In this topic, you study the Linear and Nonlinear Systems theory, definition & solved examples.
Linear System
A system is called linear if it satisfies two properties
(i) Additivity
(ii) Homogeneity
Additivity
If an input $x_1(t)$ produces output $y_1(t)$ and another input $x_2(t)$ also acting along produces output $y_2(t)$, then, when both inputs acting on the system simultaneously, produces output $y_1(t) + y_2(t)$. Mathematically,
If
\[{x_1}(t)\xrightarrow{{system}}{y_1}(t)\]
and
\[{x_2}(t)\xrightarrow{{system}}{y_2}(t)\]
then
\[{x_1}(t) + {x_1}(t)\xrightarrow{{system}}{y_1}(t) + {y_2}(t)\]
Homogeneity
It states that if input is scaled by any scalar $k$, then output also scaled by the same amount.
If
\[x(t)\xrightarrow{{system}}y(t)\]
then
\[k \cdot x(t)\xrightarrow{{system}}k \cdot y(t)\]
Nonlinear System
Any system is called nonlinear that does not satisfy two properties
(i) Additivity
(ii) Homogeneity
Example : Determine whether or not each of the following systems are linear with input $x(t)$ and output $y(t)$.
(i) \[y(t) = ax(t) + b\]
(ii) \[y(t) = xsin(t)\]
Solution : (i) \[y(t) = ax(t) + b\]
Additivity
\[{y_1}(t) + {y_2}(t) = a{x_1}(t) + b + a{x_2}(t) + b\]

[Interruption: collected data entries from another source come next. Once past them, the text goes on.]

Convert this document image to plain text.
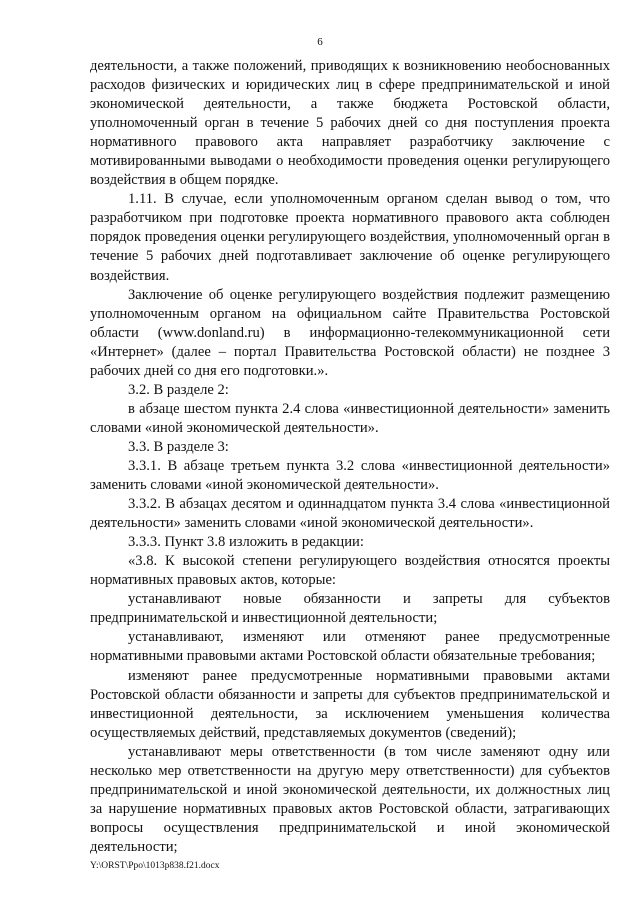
6

деятельности, а также положений, приводящих к возникновению необоснованных расходов физических и юридических лиц в сфере предпринимательской и иной экономической деятельности, а также бюджета Ростовской области, уполномоченный орган в течение 5 рабочих дней со дня поступления проекта нормативного правового акта направляет разработчику заключение с мотивированными выводами о необходимости проведения оценки регулирующего воздействия в общем порядке.

1.11. В случае, если уполномоченным органом сделан вывод о том, что разработчиком при подготовке проекта нормативного правового акта соблюден порядок проведения оценки регулирующего воздействия, уполномоченный орган в течение 5 рабочих дней подготавливает заключение об оценке регулирующего воздействия.

Заключение об оценке регулирующего воздействия подлежит размещению уполномоченным органом на официальном сайте Правительства Ростовской области (www.donland.ru) в информационно-телекоммуникационной сети «Интернет» (далее – портал Правительства Ростовской области) не позднее 3 рабочих дней со дня его подготовки.».

3.2. В разделе 2:

в абзаце шестом пункта 2.4 слова «инвестиционной деятельности» заменить словами «иной экономической деятельности».

3.3. В разделе 3:

3.3.1. В абзаце третьем пункта 3.2 слова «инвестиционной деятельности» заменить словами «иной экономической деятельности».

3.3.2. В абзацах десятом и одиннадцатом пункта 3.4 слова «инвестиционной деятельности» заменить словами «иной экономической деятельности».

3.3.3. Пункт 3.8 изложить в редакции:

«3.8. К высокой степени регулирующего воздействия относятся проекты нормативных правовых актов, которые:

устанавливают новые обязанности и запреты для субъектов предпринимательской и инвестиционной деятельности;

устанавливают, изменяют или отменяют ранее предусмотренные нормативными правовыми актами Ростовской области обязательные требования;

изменяют ранее предусмотренные нормативными правовыми актами Ростовской области обязанности и запреты для субъектов предпринимательской и инвестиционной деятельности, за исключением уменьшения количества осуществляемых действий, представляемых документов (сведений);

устанавливают меры ответственности (в том числе заменяют одну или несколько мер ответственности на другую меру ответственности) для субъектов предпринимательской и иной экономической деятельности, их должностных лиц за нарушение нормативных правовых актов Ростовской области, затрагивающих вопросы осуществления предпринимательской и иной экономической деятельности;

Y:\ORST\Ppo\1013p838.f21.docx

\[y(t) = a{x_1}(t) + a{x_2}(t) + b\]
\[y(t) \ne {y_1}(t) + {y_2}(t)\]
hence the system is Nonlinear.
Solution : (ii) \[y(t) = xsin(t)\]
Additibity
\[{y_1}(t) + {y_2}(t) = {x_1}sin(t) + {x_2}sin(t)\]
\[y(t) = {x_1}sin(t) + {x_2}sin(t)\]
\[y(t) = {y_1}(t) + {y_2}(t)\]
Homogeneity
\[k \cdot y(t) = k \cdot xsin(t)\]
\[k \cdot x(t) = k \cdot xsin(t)\]
so
\[k \cdot y(t) = k \cdot x(t)\]
hence the system is Linear.